SEA ISLE CITY, N.J. (CBS) — A historic church at the Jersey Shore is facing the wrecking ball despite efforts by thousands of parishioners who want it saved. Churchgoers at a Sea Isle City parish are doing battle with church officials in an effort to keep their century-old church building open.
“We were married here. Our children were baptized here,” Tom Henry said.
For more than 75 years, Henry has attended and served St. Joseph’s Catholic Church parish in Sea Isle. Next to the current sanctuary that was built in 2011 is the original 135-year-old church building, which is now in danger of being torn down.
This week, the Diocese of Camden issued what’s called a decree of relegation, meaning the site is no longer considered sacred and can be demolished.
Among their reasons, “St. Joseph parish does not use nor need to use the former church for divine worship because the facility of the newer St. Joesph church, located on the same campus, is adequate and accessible to all parishioners.”
“They lied to us outright that this church would stay if we paid for the new church,” Henry said. “Well, we’re paying for the new church.
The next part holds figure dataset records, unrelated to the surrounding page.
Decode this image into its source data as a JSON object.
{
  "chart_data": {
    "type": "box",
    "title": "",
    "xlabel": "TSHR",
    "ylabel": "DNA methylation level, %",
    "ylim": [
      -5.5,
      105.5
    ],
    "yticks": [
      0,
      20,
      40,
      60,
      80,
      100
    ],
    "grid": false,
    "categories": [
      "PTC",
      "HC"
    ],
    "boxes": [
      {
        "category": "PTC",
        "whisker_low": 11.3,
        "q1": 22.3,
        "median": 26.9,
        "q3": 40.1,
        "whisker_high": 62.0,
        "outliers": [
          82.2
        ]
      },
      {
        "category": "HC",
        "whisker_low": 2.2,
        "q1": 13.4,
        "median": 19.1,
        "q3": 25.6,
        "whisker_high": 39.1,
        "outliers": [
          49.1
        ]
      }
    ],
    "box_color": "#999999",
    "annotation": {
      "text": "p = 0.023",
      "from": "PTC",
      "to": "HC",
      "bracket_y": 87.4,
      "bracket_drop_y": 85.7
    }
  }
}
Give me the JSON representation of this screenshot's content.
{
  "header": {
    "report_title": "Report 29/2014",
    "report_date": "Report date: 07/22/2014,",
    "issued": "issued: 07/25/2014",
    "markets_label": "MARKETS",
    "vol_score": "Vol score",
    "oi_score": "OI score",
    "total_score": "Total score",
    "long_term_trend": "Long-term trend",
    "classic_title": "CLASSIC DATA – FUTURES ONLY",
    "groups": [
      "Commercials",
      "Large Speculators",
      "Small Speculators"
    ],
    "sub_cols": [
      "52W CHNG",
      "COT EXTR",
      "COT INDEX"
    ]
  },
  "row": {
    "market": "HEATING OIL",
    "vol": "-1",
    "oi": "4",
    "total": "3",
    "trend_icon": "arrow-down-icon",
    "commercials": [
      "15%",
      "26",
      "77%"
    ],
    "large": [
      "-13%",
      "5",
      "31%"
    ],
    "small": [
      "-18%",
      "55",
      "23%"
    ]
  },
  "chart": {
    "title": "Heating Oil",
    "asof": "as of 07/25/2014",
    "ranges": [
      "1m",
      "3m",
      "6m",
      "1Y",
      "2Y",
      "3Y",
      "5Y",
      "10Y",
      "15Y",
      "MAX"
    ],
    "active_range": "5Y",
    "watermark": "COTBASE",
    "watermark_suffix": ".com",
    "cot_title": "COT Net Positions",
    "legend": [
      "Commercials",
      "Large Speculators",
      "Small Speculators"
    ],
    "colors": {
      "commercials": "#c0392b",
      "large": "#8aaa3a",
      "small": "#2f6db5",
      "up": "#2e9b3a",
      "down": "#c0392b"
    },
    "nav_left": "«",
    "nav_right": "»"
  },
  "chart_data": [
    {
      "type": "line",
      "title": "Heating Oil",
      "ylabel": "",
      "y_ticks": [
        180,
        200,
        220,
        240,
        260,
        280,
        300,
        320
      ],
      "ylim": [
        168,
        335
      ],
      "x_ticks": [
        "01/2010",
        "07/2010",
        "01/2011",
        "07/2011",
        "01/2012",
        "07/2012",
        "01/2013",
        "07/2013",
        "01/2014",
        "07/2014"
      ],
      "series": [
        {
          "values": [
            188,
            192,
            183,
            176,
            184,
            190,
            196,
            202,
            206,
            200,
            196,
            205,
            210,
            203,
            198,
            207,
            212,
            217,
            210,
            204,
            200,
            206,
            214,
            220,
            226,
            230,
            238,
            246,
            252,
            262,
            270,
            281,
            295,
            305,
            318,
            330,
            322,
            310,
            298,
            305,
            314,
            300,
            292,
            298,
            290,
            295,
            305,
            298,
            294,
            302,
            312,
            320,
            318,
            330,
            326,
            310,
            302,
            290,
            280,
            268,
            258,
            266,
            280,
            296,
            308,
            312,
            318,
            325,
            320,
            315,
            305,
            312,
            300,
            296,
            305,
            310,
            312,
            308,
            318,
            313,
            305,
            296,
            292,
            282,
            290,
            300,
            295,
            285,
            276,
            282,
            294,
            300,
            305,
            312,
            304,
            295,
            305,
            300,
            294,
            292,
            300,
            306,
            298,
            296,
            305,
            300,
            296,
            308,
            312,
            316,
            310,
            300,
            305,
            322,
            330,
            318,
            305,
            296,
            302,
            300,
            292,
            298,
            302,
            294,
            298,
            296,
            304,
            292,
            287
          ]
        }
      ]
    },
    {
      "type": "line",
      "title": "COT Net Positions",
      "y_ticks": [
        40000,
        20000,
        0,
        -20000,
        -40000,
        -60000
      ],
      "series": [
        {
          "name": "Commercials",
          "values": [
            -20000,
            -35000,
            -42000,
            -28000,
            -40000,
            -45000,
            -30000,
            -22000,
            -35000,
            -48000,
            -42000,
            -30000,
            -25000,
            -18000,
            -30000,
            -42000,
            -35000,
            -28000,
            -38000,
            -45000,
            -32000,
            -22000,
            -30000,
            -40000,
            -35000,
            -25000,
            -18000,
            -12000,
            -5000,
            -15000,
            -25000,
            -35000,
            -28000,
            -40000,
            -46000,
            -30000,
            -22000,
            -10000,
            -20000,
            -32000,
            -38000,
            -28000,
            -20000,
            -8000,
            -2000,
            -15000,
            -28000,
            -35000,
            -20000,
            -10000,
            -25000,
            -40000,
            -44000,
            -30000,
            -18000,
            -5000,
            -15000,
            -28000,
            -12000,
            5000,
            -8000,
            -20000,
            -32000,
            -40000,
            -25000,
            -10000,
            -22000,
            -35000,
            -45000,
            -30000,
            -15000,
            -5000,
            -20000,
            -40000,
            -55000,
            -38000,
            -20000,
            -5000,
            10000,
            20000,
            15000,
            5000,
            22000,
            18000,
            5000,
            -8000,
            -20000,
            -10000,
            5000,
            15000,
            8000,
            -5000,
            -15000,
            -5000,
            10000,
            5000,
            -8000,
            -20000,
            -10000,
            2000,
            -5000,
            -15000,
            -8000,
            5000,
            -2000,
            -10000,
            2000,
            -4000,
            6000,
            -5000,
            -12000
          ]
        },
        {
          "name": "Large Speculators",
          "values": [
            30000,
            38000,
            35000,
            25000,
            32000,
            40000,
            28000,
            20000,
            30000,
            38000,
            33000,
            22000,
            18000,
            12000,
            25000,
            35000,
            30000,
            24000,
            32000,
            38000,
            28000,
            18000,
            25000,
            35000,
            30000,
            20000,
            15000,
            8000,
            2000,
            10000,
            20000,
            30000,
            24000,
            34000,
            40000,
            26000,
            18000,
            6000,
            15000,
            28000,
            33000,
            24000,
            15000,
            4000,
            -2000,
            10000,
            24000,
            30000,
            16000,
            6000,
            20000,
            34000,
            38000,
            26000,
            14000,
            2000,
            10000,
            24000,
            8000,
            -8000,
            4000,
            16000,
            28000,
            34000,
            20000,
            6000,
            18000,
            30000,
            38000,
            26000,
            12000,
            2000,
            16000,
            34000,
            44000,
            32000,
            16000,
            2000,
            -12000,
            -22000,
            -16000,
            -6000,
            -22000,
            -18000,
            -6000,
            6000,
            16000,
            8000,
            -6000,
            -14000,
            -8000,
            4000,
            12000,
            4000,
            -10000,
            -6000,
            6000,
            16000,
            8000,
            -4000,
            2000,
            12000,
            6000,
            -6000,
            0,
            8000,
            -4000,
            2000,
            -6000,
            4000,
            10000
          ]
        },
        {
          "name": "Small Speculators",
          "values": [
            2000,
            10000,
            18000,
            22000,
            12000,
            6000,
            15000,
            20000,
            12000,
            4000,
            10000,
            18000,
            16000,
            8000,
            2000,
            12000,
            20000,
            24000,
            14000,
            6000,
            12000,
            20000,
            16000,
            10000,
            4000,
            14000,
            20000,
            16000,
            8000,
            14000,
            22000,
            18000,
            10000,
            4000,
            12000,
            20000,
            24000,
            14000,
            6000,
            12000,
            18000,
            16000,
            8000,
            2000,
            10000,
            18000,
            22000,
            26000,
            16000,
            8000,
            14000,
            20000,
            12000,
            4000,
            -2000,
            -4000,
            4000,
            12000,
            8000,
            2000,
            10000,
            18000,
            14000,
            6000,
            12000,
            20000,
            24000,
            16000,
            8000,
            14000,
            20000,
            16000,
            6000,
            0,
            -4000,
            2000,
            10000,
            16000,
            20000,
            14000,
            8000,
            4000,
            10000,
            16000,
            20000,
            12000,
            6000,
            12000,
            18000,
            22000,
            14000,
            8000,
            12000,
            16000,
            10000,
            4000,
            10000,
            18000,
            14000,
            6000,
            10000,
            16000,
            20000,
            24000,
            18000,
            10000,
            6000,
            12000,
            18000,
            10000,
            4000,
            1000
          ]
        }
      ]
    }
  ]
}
Now, they come back and say all bets are off.”
A church divided- nearly 2,500 people sign petition to save St Joseph’s Historic Catholic Church building in Sea Isle City as their priest and diocese seek to tear it down. pic.twitter.com/baqbkaUX7i
— Cleve Bryan CBS3 (@CleveBryan) February 14, 2020
It’s not just a handful of people holding onto the past.
An online petition to save the historic church has nearly 2,500 signatures and parishioners raised considerable funds to do restorations.
“We all raised $2.5 million on the condition that this historic church would stay,” parishioner Mike McHale said.
Painters, plumbers and carpenters have all pledged to do repairs for free, but the priest and diocese would rather demolish the old building in favor of another new facility.
Parishioners say the rift is unhealthy for the congregation.
“There’s a lot of people that aren’t coming to this church anymore,” McHale said.
“We have a lot of people willing to give, but they don’t trust the church anymore,” Henry said, “and that’s a fundamental issue here.”
The priest was not available for comment on Friday.
Parishioners say they’ll take the fight to the Vatican if they have to.